Paul Ryan would add interest income to the types of income
that are taxed at a lower rate. That is not entirely illogical. If you’re
taxing some forms of investment income, capital gains and dividends, at a lower
rate, it makes sense that all investment income at a lower rate. The problem
lies in the deductibility of interest by many people of the interest they pay. I
borrow from you to start a business.

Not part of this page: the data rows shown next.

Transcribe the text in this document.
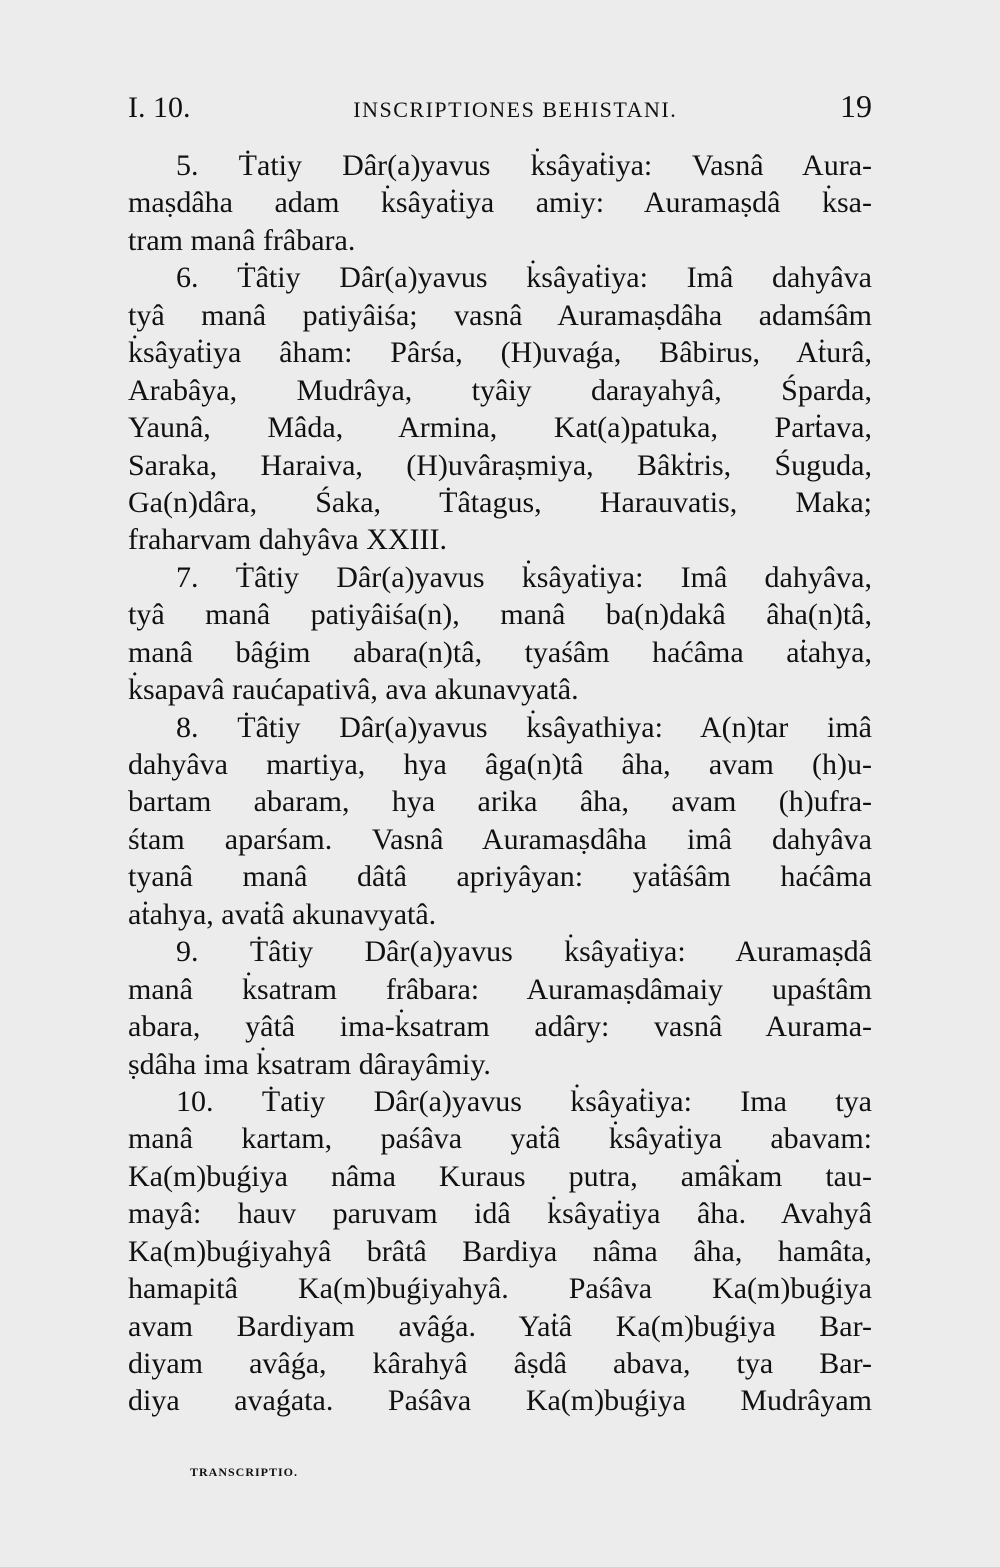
I. 10.	INSCRIPTIONES BEHISTANI.	19
5. Ṫatiy Dâr(a)yavus k̇sâyaṫiya: Vasnâ Aura-
maṣdâha adam k̇sâyaṫiya amiy: Auramaṣdâ k̇sa-
tram manâ frâbara.
6. Ṫâtiy Dâr(a)yavus k̇sâyaṫiya: Imâ dahyâva
tyâ manâ patiyâiśa; vasnâ Auramaṣdâha adamśâm
k̇sâyaṫiya âham: Pârśa, (H)uvaǵa, Bâbirus, Aṫurâ,
Arabâya, Mudrâya, tyâiy darayahyâ, Śparda,
Yaunâ, Mâda, Armina, Kat(a)patuka, Parṫava,
Saraka, Haraiva, (H)uvâraṣmiya, Bâkṫris, Śuguda,
Ga(n)dâra, Śaka, Ṫâtagus, Harauvatis, Maka;
fraharvam dahyâva XXIII.
7. Ṫâtiy Dâr(a)yavus k̇sâyaṫiya: Imâ dahyâva,
tyâ manâ patiyâiśa(n), manâ ba(n)dakâ âha(n)tâ,
manâ bâǵim abara(n)tâ, tyaśâm haćâma aṫahya,
k̇sapavâ raućapativâ, ava akunavyatâ.
8. Ṫâtiy Dâr(a)yavus k̇sâyathiya: A(n)tar imâ
dahyâva martiya, hya âga(n)tâ âha, avam (h)u-
bartam abaram, hya arika âha, avam (h)ufra-
śtam aparśam. Vasnâ Auramaṣdâha imâ dahyâva
tyanâ manâ dâtâ apriyâyan: yaṫâśâm haćâma
aṫahya, avaṫâ akunavyatâ.
9. Ṫâtiy Dâr(a)yavus k̇sâyaṫiya: Auramaṣdâ
manâ k̇satram frâbara: Auramaṣdâmaiy upaśtâm
abara, yâtâ ima-k̇satram adâry: vasnâ Aurama-
ṣdâha ima k̇satram dârayâmiy.
10. Ṫatiy Dâr(a)yavus k̇sâyaṫiya: Ima tya
manâ kartam, paśâva yaṫâ k̇sâyaṫiya abavam:
Ka(m)buǵiya nâma Kuraus putra, amâk̇am tau-
mayâ: hauv paruvam idâ k̇sâyaṫiya âha. Avahyâ
Ka(m)buǵiyahyâ brâtâ Bardiya nâma âha, hamâta,
hamapitâ Ka(m)buǵiyahyâ. Paśâva Ka(m)buǵiya
avam Bardiyam avâǵa. Yaṫâ Ka(m)buǵiya Bar-
diyam avâǵa, kârahyâ âṣdâ abava, tya Bar-
diya avaǵata. Paśâva Ka(m)buǵiya Mudrâyam
TRANSCRIPTIO.
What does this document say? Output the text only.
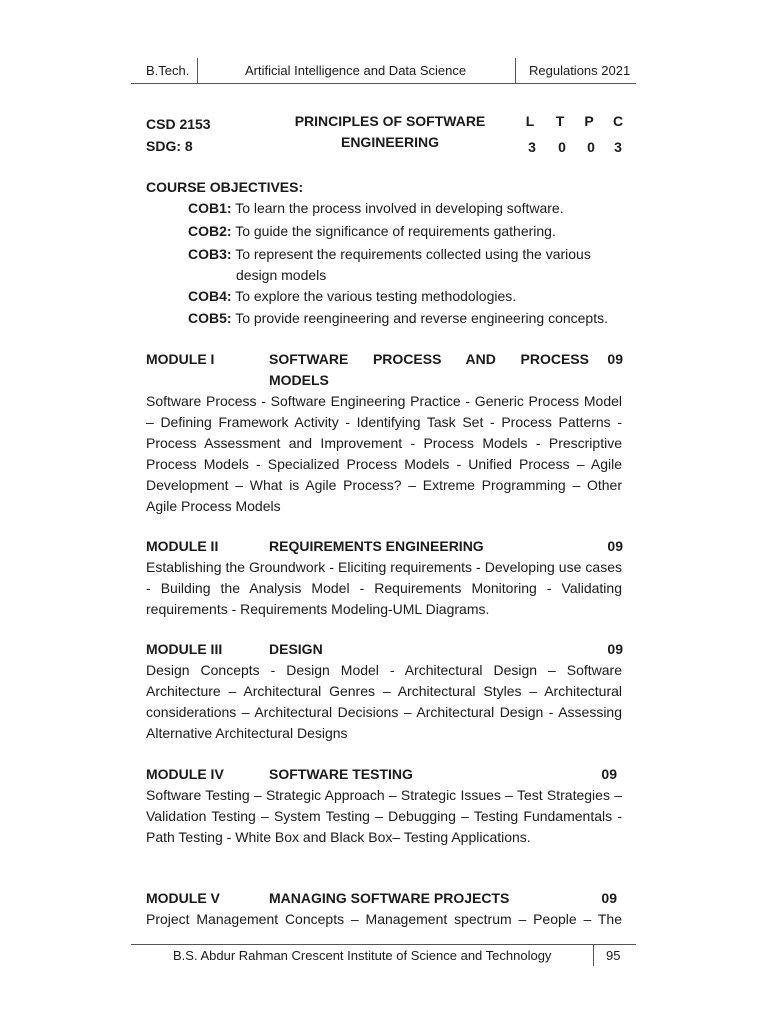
B.Tech.	Artificial Intelligence and Data Science	Regulations 2021
CSD 2153
SDG: 8
PRINCIPLES OF SOFTWARE
ENGINEERING
L	T	P	C
3	0	0	3
COURSE OBJECTIVES:
COB1: To learn the process involved in developing software.
COB2: To guide the significance of requirements gathering.
COB3: To represent the requirements collected using the various
design models
COB4: To explore the various testing methodologies.
COB5: To provide reengineering and reverse engineering concepts.
MODULE I	SOFTWARE PROCESS AND PROCESS 09
MODELS

Software Process - Software Engineering Practice - Generic Process Model – Defining Framework Activity - Identifying Task Set - Process Patterns - Process Assessment and Improvement - Process Models - Prescriptive Process Models - Specialized Process Models - Unified Process – Agile Development – What is Agile Process? – Extreme Programming – Other Agile Process Models

MODULE II	REQUIREMENTS ENGINEERING	09

Establishing the Groundwork - Eliciting requirements - Developing use cases - Building the Analysis Model - Requirements Monitoring - Validating requirements - Requirements Modeling-UML Diagrams.

MODULE III	DESIGN	09

Design Concepts - Design Model - Architectural Design – Software Architecture – Architectural Genres – Architectural Styles – Architectural considerations – Architectural Decisions – Architectural Design - Assessing Alternative Architectural Designs

MODULE IV	SOFTWARE TESTING	09

Software Testing – Strategic Approach – Strategic Issues – Test Strategies – Validation Testing – System Testing – Debugging – Testing Fundamentals - Path Testing - White Box and Black Box– Testing Applications.

MODULE V	MANAGING SOFTWARE PROJECTS	09

Project Management Concepts – Management spectrum – People – The

B.S. Abdur Rahman Crescent Institute of Science and Technology	95
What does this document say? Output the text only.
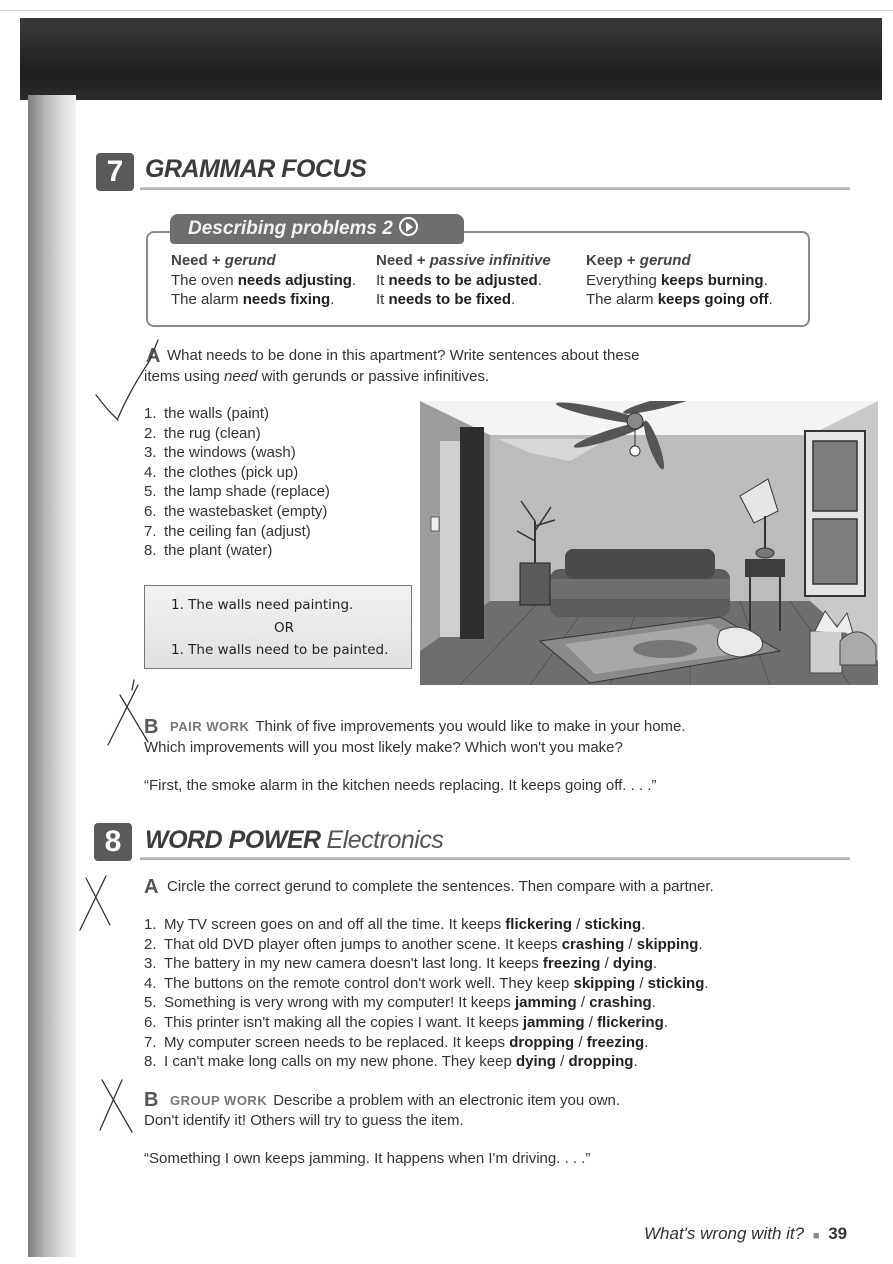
7 GRAMMAR FOCUS
Describing problems 2
Need + gerund
The oven needs adjusting.
The alarm needs fixing.
Need + passive infinitive
It needs to be adjusted.
It needs to be fixed.
Keep + gerund
Everything keeps burning.
The alarm keeps going off.
A What needs to be done in this apartment? Write sentences about these
items using need with gerunds or passive infinitives.
1. the walls (paint)
2. the rug (clean)
3. the windows (wash)
4. the clothes (pick up)
5. the lamp shade (replace)
6. the wastebasket (empty)
7. the ceiling fan (adjust)
8. the plant (water)
1. The walls need painting.
OR
1. The walls need to be painted.
B PAIR WORK Think of five improvements you would like to make in your home.
Which improvements will you most likely make? Which won't you make?
“First, the smoke alarm in the kitchen needs replacing. It keeps going off. . . .”
8 WORD POWER Electronics
A Circle the correct gerund to complete the sentences. Then compare with a partner.
1. My TV screen goes on and off all the time. It keeps flickering / sticking.
2. That old DVD player often jumps to another scene. It keeps crashing / skipping.
3. The battery in my new camera doesn't last long. It keeps freezing / dying.
4. The buttons on the remote control don't work well. They keep skipping / sticking.
5. Something is very wrong with my computer! It keeps jamming / crashing.
6. This printer isn't making all the copies I want. It keeps jamming / flickering.
7. My computer screen needs to be replaced. It keeps dropping / freezing.
8. I can't make long calls on my new phone. They keep dying / dropping.
B GROUP WORK Describe a problem with an electronic item you own.
Don't identify it! Others will try to guess the item.
“Something I own keeps jamming. It happens when I'm driving. . . .”
What's wrong with it? ■ 39
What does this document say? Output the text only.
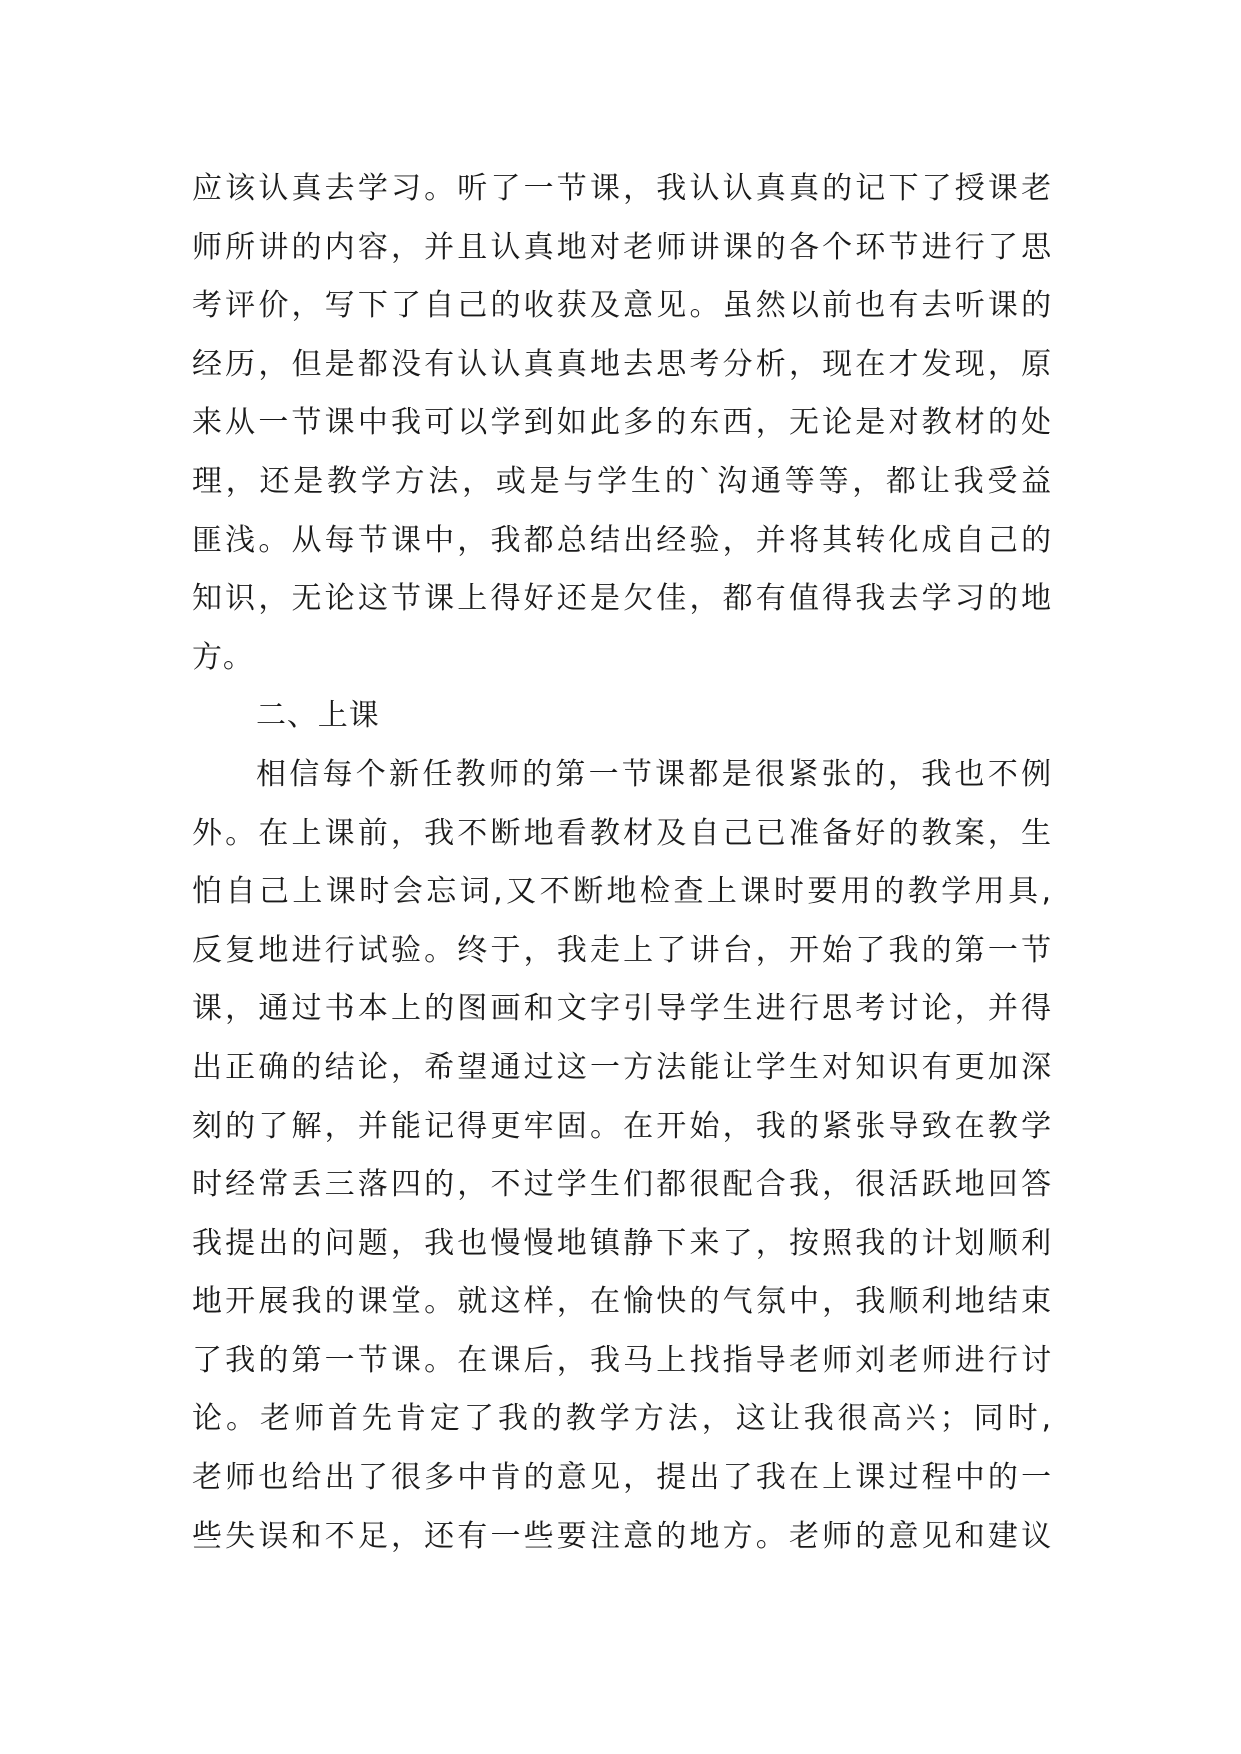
应该认真去学习。听了一节课，我认认真真的记下了授课老
师所讲的内容，并且认真地对老师讲课的各个环节进行了思
考评价，写下了自己的收获及意见。虽然以前也有去听课的
经历，但是都没有认认真真地去思考分析，现在才发现，原
来从一节课中我可以学到如此多的东西，无论是对教材的处
理，还是教学方法，或是与学生的`沟通等等，都让我受益
匪浅。从每节课中，我都总结出经验，并将其转化成自己的
知识，无论这节课上得好还是欠佳，都有值得我去学习的地
方。
二、上课
相信每个新任教师的第一节课都是很紧张的，我也不例
外。在上课前，我不断地看教材及自己已准备好的教案，生
怕自己上课时会忘词,又不断地检查上课时要用的教学用具,
反复地进行试验。终于，我走上了讲台，开始了我的第一节
课，通过书本上的图画和文字引导学生进行思考讨论，并得
出正确的结论，希望通过这一方法能让学生对知识有更加深
刻的了解，并能记得更牢固。在开始，我的紧张导致在教学
时经常丢三落四的，不过学生们都很配合我，很活跃地回答
我提出的问题，我也慢慢地镇静下来了，按照我的计划顺利
地开展我的课堂。就这样，在愉快的气氛中，我顺利地结束
了我的第一节课。在课后，我马上找指导老师刘老师进行讨
论。老师首先肯定了我的教学方法，这让我很高兴；同时,
老师也给出了很多中肯的意见，提出了我在上课过程中的一
些失误和不足，还有一些要注意的地方。老师的意见和建议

As I deduct my interest expense to reduce
the taxable income of the business, my tax liability is reduced at ordinary
income tax rates. You, however, pay tax on the interest you receive from me at
reduced, preferential rates. In the process, the public fisc is whipsawed.
Every time money is borrowed, total tax revenues decline. The borrower’s tax is
reduced at ordinary rates, while the lender’s tax is increased at preferential
rates.

George W. Bush passed legislation that allowed the cost of
trucks used in a business to be written off over a short period. So, doctors
who make hospital calls, lawyers who drive to court, and realtors who schlep
their clients bought new SUVs that fit the definition of “trucks.” Good for the
oil industry perhaps, but not good for a country dependent on foreign oil and a world struggling to contain climate change.

Fifteen years ago, we created Roth IRAs. You don’t get a
deduction from income for the contributions you make (up to $5,000 per year) to
a Roth IRA, but the money you pull out is not taxable, no matter how large the
IRA grows. Many wealthy taxpayers have gamed the system. I don’t know how they
did it, but we have folks who have turned their $5,000 yearly contributions
into tens of millions stashed into Roth IRAs. And all of the income that
accrues to those IRAs will be forever exempt from tax.

The bottom line: More often than not, tax preferences have
insidious side effects. If we eliminated them overnight, the disruptions to the
market would be horrendous. But we’d be better off they were phased out.